Мои слова о панике пронеслись мимо его ушей. Он гнул свое.
— Я так и знал, что ты не предпринял еще никаких шагов.
— Я его не видел еще.
— Ты его не видел? Хорошо. Но ты мог поговорить с ним по телефону и рассказать, кто такой Потапов на самом деле. А? Что? Ты меня понял? Я тебе по секрету скажу. Я уже говорил с одним человеком у нас на работе, у меня в инженерном отделе. Его брат работает в ЦРУ. Он хотел уже свести меня со своим братом. Но я дал ему невнятный ответ. А? Что? Ты понял меня? Связаться с ЦРУ не будет никаких проблем. Я сказал ему: знаешь что, давай немного подождем.
— Так ты сказал ему «подождем» или дал невнятный ответ?
— Я сказал «подождем», но неопределенно. Я решил услышать слово сначала от тебя. А? Что?
— Ты правильно решил. И послушай, обещай мне впредь ничего без моего ведома не предпринимать и ни с кем не встречаться.
— Хорошо, я понял тебя в превосходной степени. Что? Видишь ли, не взять его здесь, когда так легко, будет непростительной ошибкой. Но без нашей помощи… Это понятно ребенку. Без нашей помощи они ничего не сумеют сделать. Ты понял меня?
Передо мной стоял больной человек. Маньяк. Я еле сдерживался.

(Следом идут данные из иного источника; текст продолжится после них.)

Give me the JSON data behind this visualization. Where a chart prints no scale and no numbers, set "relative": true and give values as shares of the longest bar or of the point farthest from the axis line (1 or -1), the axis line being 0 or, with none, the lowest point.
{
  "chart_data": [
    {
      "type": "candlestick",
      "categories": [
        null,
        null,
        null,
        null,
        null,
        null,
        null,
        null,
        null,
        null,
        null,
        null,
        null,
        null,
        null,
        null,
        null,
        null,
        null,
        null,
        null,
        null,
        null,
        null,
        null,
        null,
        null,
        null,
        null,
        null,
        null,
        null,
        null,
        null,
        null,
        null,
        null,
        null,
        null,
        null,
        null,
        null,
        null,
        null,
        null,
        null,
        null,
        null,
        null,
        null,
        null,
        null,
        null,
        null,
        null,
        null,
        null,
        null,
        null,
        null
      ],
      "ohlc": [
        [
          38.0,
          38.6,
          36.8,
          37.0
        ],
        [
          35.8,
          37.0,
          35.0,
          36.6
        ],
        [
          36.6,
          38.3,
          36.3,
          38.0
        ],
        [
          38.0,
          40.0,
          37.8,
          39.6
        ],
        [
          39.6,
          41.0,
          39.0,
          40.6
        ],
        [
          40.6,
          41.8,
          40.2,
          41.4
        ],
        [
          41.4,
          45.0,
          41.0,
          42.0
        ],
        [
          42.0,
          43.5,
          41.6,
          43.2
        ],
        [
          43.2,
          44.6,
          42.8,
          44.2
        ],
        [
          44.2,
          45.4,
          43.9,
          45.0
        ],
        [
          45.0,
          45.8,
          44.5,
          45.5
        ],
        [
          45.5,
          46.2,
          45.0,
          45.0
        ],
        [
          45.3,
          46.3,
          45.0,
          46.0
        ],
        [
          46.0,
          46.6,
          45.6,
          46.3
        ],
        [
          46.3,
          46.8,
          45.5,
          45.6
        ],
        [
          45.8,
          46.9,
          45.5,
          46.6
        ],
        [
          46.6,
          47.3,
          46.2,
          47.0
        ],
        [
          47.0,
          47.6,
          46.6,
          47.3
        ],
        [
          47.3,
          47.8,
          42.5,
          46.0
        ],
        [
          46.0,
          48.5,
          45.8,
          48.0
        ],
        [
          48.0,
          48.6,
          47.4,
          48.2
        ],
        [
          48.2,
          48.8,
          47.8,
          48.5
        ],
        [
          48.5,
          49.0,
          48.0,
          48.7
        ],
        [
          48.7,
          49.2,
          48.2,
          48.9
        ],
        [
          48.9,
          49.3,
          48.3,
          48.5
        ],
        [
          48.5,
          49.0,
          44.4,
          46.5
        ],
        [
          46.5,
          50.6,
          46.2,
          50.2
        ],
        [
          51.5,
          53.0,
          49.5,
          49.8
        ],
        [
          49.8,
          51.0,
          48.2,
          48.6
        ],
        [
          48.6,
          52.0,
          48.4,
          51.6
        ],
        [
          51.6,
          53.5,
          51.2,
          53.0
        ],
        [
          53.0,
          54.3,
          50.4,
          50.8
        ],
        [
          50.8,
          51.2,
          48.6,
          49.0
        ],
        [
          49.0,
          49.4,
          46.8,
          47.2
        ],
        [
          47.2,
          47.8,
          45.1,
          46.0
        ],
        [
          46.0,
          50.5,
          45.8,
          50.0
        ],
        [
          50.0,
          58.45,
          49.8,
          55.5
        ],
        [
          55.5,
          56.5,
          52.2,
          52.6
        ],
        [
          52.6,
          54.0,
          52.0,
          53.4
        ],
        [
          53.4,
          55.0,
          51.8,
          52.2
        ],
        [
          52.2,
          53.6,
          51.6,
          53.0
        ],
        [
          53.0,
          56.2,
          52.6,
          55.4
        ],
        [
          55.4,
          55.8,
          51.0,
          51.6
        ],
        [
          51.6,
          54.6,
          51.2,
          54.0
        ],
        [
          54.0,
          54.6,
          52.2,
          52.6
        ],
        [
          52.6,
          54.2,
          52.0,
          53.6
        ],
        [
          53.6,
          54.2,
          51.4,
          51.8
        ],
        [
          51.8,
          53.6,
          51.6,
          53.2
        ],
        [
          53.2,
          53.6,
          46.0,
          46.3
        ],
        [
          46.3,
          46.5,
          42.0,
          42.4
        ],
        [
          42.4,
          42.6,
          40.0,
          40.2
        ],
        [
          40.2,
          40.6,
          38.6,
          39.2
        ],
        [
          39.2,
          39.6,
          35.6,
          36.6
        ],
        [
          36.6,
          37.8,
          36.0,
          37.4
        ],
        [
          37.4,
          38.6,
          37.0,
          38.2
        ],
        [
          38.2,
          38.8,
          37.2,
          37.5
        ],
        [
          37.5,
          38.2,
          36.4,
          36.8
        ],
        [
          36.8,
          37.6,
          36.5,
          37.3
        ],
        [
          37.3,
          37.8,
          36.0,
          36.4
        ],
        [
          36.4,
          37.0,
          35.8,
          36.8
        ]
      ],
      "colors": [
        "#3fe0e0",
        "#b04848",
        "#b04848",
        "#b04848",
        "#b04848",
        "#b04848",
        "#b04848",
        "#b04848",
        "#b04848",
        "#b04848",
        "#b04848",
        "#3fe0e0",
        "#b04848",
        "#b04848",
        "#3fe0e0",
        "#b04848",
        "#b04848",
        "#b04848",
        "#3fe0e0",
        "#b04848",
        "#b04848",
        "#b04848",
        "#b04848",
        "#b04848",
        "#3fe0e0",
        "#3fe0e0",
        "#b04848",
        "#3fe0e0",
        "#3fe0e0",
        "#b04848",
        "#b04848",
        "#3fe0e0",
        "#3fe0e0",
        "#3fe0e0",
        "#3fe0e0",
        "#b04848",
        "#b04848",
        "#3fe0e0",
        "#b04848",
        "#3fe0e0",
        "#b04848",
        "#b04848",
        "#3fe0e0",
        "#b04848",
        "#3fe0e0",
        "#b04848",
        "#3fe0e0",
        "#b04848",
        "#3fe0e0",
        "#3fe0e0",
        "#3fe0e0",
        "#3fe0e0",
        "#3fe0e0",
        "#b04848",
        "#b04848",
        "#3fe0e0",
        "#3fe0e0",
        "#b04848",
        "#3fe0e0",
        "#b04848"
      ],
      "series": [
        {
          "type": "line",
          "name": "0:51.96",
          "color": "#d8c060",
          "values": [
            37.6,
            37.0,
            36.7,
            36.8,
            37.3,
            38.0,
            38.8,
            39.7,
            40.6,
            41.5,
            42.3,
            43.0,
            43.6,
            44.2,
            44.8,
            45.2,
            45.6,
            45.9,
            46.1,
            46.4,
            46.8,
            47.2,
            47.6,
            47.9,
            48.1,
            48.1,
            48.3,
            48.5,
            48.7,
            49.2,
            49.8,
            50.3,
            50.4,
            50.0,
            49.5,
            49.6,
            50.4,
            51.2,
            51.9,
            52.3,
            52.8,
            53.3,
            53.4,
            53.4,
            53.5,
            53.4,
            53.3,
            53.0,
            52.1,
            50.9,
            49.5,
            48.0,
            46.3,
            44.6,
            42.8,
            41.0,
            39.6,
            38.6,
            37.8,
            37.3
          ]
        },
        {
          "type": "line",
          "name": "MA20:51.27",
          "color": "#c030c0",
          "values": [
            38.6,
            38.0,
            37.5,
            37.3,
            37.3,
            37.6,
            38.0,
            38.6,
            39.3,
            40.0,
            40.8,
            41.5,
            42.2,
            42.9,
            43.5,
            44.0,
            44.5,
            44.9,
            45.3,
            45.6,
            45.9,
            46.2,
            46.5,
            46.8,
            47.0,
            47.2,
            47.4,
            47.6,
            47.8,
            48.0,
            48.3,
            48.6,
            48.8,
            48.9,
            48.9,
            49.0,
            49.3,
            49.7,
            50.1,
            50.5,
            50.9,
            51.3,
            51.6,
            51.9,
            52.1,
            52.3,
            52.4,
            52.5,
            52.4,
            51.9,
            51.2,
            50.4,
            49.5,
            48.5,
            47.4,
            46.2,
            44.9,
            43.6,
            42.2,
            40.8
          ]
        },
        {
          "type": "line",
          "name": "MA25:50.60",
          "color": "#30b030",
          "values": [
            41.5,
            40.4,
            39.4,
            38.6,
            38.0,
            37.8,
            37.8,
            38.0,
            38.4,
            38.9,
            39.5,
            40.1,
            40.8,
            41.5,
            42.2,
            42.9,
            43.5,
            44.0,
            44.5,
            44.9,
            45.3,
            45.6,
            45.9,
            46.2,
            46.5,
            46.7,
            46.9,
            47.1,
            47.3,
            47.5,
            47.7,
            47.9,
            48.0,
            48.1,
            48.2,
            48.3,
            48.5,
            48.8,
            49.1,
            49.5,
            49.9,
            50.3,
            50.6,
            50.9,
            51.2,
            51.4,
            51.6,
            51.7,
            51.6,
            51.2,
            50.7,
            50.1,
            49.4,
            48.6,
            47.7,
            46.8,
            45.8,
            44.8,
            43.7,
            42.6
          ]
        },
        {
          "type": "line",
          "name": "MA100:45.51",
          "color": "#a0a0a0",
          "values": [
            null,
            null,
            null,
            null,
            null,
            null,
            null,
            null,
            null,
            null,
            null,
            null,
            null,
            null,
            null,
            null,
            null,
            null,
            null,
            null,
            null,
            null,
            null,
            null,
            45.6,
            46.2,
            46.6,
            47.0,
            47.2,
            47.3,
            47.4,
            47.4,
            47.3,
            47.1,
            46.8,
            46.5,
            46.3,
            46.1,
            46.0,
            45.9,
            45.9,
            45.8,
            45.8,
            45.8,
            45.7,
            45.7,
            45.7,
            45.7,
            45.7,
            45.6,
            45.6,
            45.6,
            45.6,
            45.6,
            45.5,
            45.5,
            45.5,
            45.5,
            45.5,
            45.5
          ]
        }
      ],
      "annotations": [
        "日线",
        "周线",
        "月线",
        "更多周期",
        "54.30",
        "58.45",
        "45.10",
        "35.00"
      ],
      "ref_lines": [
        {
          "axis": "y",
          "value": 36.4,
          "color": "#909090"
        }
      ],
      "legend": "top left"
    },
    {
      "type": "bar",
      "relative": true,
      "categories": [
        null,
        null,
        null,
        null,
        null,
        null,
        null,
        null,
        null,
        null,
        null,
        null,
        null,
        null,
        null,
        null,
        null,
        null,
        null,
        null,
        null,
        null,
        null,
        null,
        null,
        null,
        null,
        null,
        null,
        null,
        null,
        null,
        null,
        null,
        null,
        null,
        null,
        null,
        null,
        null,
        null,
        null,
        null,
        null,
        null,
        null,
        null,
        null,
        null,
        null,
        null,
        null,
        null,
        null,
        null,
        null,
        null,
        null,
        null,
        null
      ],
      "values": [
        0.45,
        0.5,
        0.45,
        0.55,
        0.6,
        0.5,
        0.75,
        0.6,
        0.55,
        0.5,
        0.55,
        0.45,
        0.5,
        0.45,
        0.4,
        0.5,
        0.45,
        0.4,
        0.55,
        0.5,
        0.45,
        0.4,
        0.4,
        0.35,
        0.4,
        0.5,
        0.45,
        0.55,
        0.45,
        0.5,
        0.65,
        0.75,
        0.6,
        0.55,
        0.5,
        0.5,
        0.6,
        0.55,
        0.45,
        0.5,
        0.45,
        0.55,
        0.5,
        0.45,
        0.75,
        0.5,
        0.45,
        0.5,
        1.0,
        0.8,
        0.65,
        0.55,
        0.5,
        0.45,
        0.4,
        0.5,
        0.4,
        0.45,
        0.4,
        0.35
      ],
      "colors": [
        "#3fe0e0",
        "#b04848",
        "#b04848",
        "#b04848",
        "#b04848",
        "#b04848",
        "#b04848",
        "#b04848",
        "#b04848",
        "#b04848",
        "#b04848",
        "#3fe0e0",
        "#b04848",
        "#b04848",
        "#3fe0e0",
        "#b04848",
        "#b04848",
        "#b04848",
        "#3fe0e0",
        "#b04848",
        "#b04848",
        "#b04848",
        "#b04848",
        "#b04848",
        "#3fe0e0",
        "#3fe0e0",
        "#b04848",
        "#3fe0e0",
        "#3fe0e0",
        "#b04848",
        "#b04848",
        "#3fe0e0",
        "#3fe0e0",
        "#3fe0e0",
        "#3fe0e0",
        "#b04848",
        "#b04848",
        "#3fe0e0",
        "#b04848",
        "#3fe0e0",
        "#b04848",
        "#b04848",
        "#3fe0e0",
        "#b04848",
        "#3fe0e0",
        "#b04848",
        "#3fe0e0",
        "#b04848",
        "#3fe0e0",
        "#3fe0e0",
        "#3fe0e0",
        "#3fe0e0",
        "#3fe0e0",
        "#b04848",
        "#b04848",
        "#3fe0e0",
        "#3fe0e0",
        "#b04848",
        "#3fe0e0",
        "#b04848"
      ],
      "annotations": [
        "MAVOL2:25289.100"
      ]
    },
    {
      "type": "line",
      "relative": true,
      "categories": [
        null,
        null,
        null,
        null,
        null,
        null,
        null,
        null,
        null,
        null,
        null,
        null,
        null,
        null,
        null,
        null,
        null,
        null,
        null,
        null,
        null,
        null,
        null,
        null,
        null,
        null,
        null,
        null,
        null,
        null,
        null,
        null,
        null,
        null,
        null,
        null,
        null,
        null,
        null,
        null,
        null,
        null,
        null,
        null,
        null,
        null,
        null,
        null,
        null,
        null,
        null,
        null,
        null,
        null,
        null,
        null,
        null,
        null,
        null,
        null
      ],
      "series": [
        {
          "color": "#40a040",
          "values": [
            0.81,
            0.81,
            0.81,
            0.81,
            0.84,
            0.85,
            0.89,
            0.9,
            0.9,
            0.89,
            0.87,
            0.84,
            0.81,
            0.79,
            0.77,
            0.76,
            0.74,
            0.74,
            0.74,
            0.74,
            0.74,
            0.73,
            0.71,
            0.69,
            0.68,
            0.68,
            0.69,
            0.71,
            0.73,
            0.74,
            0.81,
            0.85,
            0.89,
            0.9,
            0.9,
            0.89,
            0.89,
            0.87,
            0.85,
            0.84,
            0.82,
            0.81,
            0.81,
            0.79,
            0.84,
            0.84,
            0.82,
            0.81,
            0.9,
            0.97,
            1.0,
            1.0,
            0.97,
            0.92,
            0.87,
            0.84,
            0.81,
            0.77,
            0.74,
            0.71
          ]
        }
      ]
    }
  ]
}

— Кирилл, ты, часом, не болен? Я же сказал никаких ЦРУ. И вообще, выбрось всю эту муть из своей башки. Я сам, о чем надо, позабочусь.
— Хорошо, договорились. Но ты должен поговорить с сыном сегодня же. Ты подумай, когда ты уже поменяешь эту тачку? Или ты ждешь, пока она сама развалится. А? Что? Тебе она нравится?
— Мине она нравится.
— Ах, никогда не думал, что «Волва» может кому-то нравиться.
На последних репликах я уже сидел за рулем, пытаясь отодвинуть его от окошка. Еще пара, другая словечек — бай, бай — и я, наконец отъехал.
«Бай» по-английски — пока.
Настырность Кирилла, больная вне сомнения, все более отвращала и по другой причине. Она мне казалась пародией на меня самого, еще совсем недавно подозревавшего Хромополка в том же грехе. Правда, тягаться с Кириллом — задача непосильная. Но неисповедимы пути нашей психики. Их финты часто непредсказуемы и не всегда управляемы здравым смыслом. Понимая, что любой, с таким стажем коммунистической жизни, как у нас, был бы с легкостью пойман на эту наживку, я все же был уверен, что если Кирилл — и пародия на меня, то чрезмерно гротескная и злая.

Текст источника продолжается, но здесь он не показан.